1.3 Exponential growth in structured populations
The exponential growth model presented above implies that all individuals have the same survival and reproductive output each time step. However, individuals typically differ in a range of properties, such as age, size, and sex, potentially affecting their survival probability and reproductive success. Demography provides the link between individual variation in survival and reproduction arising from such differences, and population level processes like population growth. The matrix population model for a constant environment (covered in chapters 3 and 4) extends the exponential growth model to structured populations. As long as the parameters governing survival and reproduction in the different stages (i.e. population groups representing differences due to e.g. age) are constant over time, it turns out that structured populations do, after some initial fluctuations, grow exponentially at a constant growth rate \(\lambda\) (see chapter 3).
1.4 The role of exponential growth in ecology and evolution
The exponential growth model is simple, yet plays an important role in ecological and evolutionary theory. It assumes no density regulation, which cannot be true for any population over longer time intervals. However, the purpose of the exponential growth model is generally not to describe exact population growth over time, but rather to describe the growth potential of a given population, or a subpopulation with a given phenotype, genotype or allele. In that case, the growth rate \(\lambda\) is a measure of the fitness of the subpopulation. For small populations, like the initial population of an invasive species, exponential growth often provides a good description of population growth during the critical initial phase when the success of the invasion is usually determined. Similarly, the exponential growth model is useful to predict the ultimate fate of a new mutation (the chances that it becomes fixed). Mutations tend to arise in one individual at a time, and the subpopulation of mutants will therefore be small at first. Due to chance events even beneficial mutations are often lost in this critical initial phase. If the growth rate of this mutant population is positive and higher than that of the wild-type sub-population, the allele has a chance to spread and become fixed in the population. To describe the exact dynamics of allele frequencies in a population over time requires more complex models that account for density and frequency dependence.
1.5 Exercises
For suggested solutions, see appendix A.
Exercise 1.1
Write an R function that takes \(\lambda\), \(N_0\) (initial population size) and number of time steps \(T\) as inputs, and returns a vector of population sizes \([N_0, N_1, ..., N_T]\) based on exponential growth.

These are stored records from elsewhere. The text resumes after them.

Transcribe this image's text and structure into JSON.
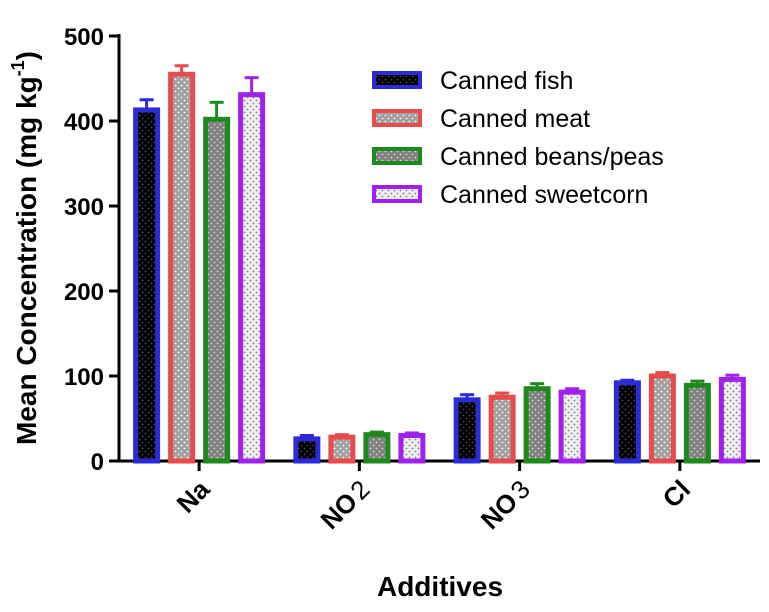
{
  "chart_data": {
    "type": "bar",
    "title": "",
    "xlabel": "Additives",
    "ylabel_main": "Mean Concentration (mg kg",
    "ylabel_sup": "-1",
    "ylabel_close": ")",
    "ylim": [
      0,
      500
    ],
    "yticks": [
      "0",
      "100",
      "200",
      "300",
      "400",
      "500"
    ],
    "ytick_values": [
      0,
      100,
      200,
      300,
      400,
      500
    ],
    "categories": [
      {
        "base": "Na",
        "sub": ""
      },
      {
        "base": "NO",
        "sub": "2"
      },
      {
        "base": "NO",
        "sub": "3"
      },
      {
        "base": "Cl",
        "sub": ""
      }
    ],
    "legend_position": "top-right",
    "series": [
      {
        "name": "Canned fish",
        "color": "#2b2bd9",
        "fill": "#000000",
        "dot": "#4a4a4a",
        "values": [
          413,
          26,
          72,
          92
        ],
        "errors": [
          12,
          4,
          6,
          3
        ]
      },
      {
        "name": "Canned meat",
        "color": "#e84b4b",
        "fill": "#a0a0a0",
        "dot": "#ffffff",
        "values": [
          455,
          28,
          75,
          100
        ],
        "errors": [
          10,
          3,
          5,
          4
        ]
      },
      {
        "name": "Canned beans/peas",
        "color": "#1e8a1e",
        "fill": "#808080",
        "dot": "#d9d9d9",
        "values": [
          402,
          31,
          85,
          89
        ],
        "errors": [
          20,
          3,
          6,
          5
        ]
      },
      {
        "name": "Canned sweetcorn",
        "color": "#a020f0",
        "fill": "#eeeeee",
        "dot": "#808080",
        "values": [
          431,
          30,
          81,
          96
        ],
        "errors": [
          20,
          3,
          4,
          5
        ]
      }
    ]
  }
}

Use the function to make some plots showing population growth for different values of \(\lambda<0\), \(\lambda=1\), and \(\lambda>1\), for the same initial population size.
Exercise 1.2
Long-tailed silverfish (Ctenolepisma longicaudata). Photo: Johan Mattson.

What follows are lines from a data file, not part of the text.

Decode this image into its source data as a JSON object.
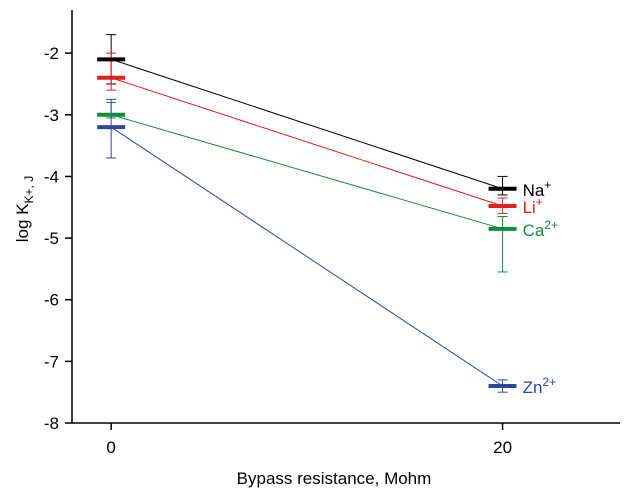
{
  "chart_data": {
    "type": "line",
    "title": "",
    "xlabel": "Bypass resistance, Mohm",
    "ylabel": {
      "main": "log K",
      "sub": "K+, J"
    },
    "x": [
      0,
      20
    ],
    "xticks": [
      "0",
      "20"
    ],
    "xlim": [
      -2,
      26
    ],
    "ylim": [
      -8,
      -1.3
    ],
    "yticks": [
      -2,
      -3,
      -4,
      -5,
      -6,
      -7,
      -8
    ],
    "ytick_labels": [
      "-2",
      "-3",
      "-4",
      "-5",
      "-6",
      "-7",
      "-8"
    ],
    "grid": false,
    "legend": "inline labels at right end of each series",
    "series": [
      {
        "name": "Na",
        "sup": "+",
        "color": "#000000",
        "values": [
          -2.1,
          -4.2
        ],
        "err_low": [
          -2.5,
          -4.3
        ],
        "err_high": [
          -1.7,
          -4.0
        ]
      },
      {
        "name": "Li",
        "sup": "+",
        "color": "#e0201b",
        "values": [
          -2.4,
          -4.48
        ],
        "err_low": [
          -2.6,
          -4.6
        ],
        "err_high": [
          -2.0,
          -4.35
        ]
      },
      {
        "name": "Ca",
        "sup": "2+",
        "color": "#168a3c",
        "values": [
          -3.0,
          -4.85
        ],
        "err_low": [
          -3.05,
          -5.55
        ],
        "err_high": [
          -2.8,
          -4.65
        ]
      },
      {
        "name": "Zn",
        "sup": "2+",
        "color": "#2c47a0",
        "values": [
          -3.2,
          -7.4
        ],
        "err_low": [
          -3.7,
          -7.5
        ],
        "err_high": [
          -2.75,
          -7.3
        ]
      }
    ]
  }
}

To your dismay, you discover that a population of long-tailed silverfish (“Skjeggkre”, Ctenolepisma longicaudata) has moved into your apartment. After some initial investigations, you find out that the population grows by approximately \(1\%\) each day.
What is the value of \(\lambda\) for this population? What is the time unit?
How long will it take for the population to double in size?
If the current population size is 100 individuals, how large will it be after one year - assuming nothing is stopping its growth? Make a plot of the population growth over this period.